There are two ways of developing RenderCV: locally or with GitHub Codespaces.

Develop Locally

  1. Install Hatch. The installation guide for Hatch can be found here.

    Hatch is a Python project manager. It mainly allows you to define the virtual environments you need in pyproject.toml. Then, it takes care of the rest. Also, you don't need to install Python. Hatch will install it when you follow the steps below.

  2. Clone the repository.

    git clone https://github.com/rendercv/rendercv.git
    

  3. Go to the rendercv directory.
    cd rendercv
    
  4. Start using one of the virtual environments by activating it in the terminal.

    Default development environment with Python 3.13:

    hatch shell default
    

    The same environment, but with Python 3.10 (or 3.11, 3.12, 3.13):

    hatch shell test.py3.10
    

  5. Finally, activate the virtual environment in your integrated development environment (IDE). In Visual Studio Code:

    • Press Ctrl+Shift+P.
    • Type Python: Select Interpreter.
    • Select one of the virtual environments created by Hatch.

Develop with GitHub Codespaces

  1. Fork the repository.
  2. Navigate to the forked repository.
  3. Click the <> Code button, then click the Codespaces tab, and then click Create codespace on main.

Then, Visual Studio Code for the Web will be opened with a ready-to-use development environment.

This is done with Development containers, and the environment is defined in the .devcontainer/devcontainer.json file. Dev containers can also be run locally using various supporting tools and editors.

Available Commands

These commands are defined in the pyproject.toml file.

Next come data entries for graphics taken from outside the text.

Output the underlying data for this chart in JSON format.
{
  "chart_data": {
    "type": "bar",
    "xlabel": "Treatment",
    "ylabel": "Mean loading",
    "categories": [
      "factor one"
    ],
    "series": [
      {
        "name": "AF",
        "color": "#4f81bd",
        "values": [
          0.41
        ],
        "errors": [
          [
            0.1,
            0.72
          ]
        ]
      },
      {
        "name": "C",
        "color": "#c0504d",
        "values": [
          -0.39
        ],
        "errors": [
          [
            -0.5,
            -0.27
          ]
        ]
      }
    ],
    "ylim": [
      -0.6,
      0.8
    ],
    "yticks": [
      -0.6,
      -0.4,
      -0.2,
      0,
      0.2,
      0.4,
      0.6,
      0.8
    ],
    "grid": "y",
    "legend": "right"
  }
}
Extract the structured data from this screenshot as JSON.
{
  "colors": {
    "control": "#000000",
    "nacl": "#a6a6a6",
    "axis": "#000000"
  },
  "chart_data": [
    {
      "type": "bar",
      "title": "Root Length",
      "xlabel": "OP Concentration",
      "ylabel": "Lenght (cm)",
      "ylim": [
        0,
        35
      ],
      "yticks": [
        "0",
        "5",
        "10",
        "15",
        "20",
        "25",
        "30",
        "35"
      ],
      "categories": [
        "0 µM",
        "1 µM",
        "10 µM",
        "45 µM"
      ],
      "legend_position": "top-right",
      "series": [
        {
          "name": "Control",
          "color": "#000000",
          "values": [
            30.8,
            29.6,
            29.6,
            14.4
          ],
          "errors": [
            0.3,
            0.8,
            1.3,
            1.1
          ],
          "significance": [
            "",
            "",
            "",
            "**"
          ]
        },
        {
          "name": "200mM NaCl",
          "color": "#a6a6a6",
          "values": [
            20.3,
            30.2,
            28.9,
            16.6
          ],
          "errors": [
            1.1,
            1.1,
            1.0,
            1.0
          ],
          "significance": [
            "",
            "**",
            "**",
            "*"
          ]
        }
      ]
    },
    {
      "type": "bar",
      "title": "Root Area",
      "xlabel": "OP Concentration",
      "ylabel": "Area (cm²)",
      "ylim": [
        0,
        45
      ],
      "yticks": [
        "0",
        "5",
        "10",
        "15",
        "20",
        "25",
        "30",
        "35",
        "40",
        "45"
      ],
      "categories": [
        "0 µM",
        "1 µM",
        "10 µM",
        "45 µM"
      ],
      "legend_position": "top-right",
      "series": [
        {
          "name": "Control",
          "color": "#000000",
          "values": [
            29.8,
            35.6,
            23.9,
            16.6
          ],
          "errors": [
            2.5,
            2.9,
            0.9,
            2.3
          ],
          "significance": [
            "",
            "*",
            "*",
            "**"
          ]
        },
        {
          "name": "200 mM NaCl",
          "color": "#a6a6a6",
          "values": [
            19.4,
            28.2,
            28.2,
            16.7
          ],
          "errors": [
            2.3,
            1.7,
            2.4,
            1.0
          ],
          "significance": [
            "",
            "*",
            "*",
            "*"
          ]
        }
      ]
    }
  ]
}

  • Format the code with Black and Ruff
    hatch run format
    
  • Lint the code with Ruff
    hatch run lint
    
  • Run pre-commit
    hatch run precommit
    
  • Check the types with Pyright
    hatch run check-types
    
  • Run the tests with Python 3.13
    hatch run test
    
  • Run the tests with Python 3.13 and generate the coverage report
    hatch run test-and-report
    
  • Preview the documentation as you write it
    hatch run docs:serve
    
  • Build the documentation
    hatch run docs:build
    
  • Update schema.json
    hatch run docs:update-schema
    
  • Update examples folder
    hatch run docs:update-examples
    
  • Update figures of the entry types in the "Structure of the YAML Input File"
    hatch run docs:update-entry-figures
    

About pyproject.toml

pyproject.toml contains the metadata, dependencies, and tools required for the project. Please read through the file to understand the project's technical details.